Assessing AR Visualizations during Non-Complex Assembly: Reporting Preliminary Results from a Crowdsourcing Rework Study
Published in 2024 IEEE International Symposium on Mixed and Augmented Reality Adjunct (ISMAR-Adjunct), 2024
Recommended citation: A. Albers, M. Igras-Cybulska, S. K. Tadeja and T. Bohné, "Assessing AR Visualizations during Non-Complex Assembly: Reporting Preliminary Results from a Crowdsourcing Rework Study," 2024 IEEE International Symposium on Mixed and Augmented Reality Adjunct (ISMAR-Adjunct), Bellevue, WA, USA, 2024, pp. 71-74, doi: 10.1109/ISMAR-Adjunct64951.2024.00025. https://www.repository.cam.ac.uk/bitstreams/b32db84e-4cbb-49ac-ac71-f2366f13ddd3/download
Abstract
This study assesses the viability of using a simple assembly task as part of a crowdsourcing experiment to evaluate different visualizations in augmented reality (AR).

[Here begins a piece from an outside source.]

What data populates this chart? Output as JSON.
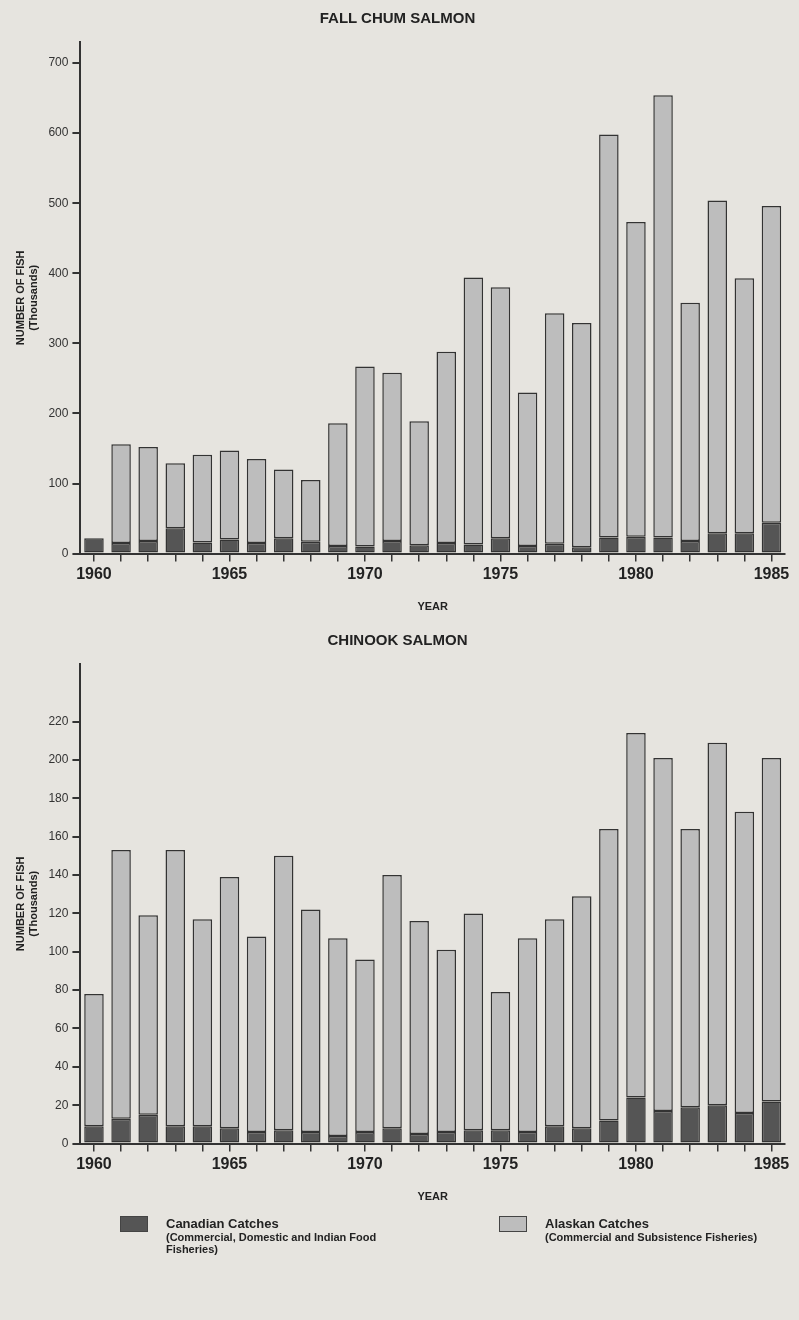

We recruited 36 participants through a crowdsourcing platform to assess how visualization types (i.e., none, contour, and abstract) impact the performance of a gear-box assembly rework task. Our preliminary results suggest that the learning effect associated with manual assembly of a non-complex gearbox object plays a more significant role in improving performance than the type of visualization used. This pilot study also highlights requirements for crowdsourced task difficulty in order to offer potentially viable insights.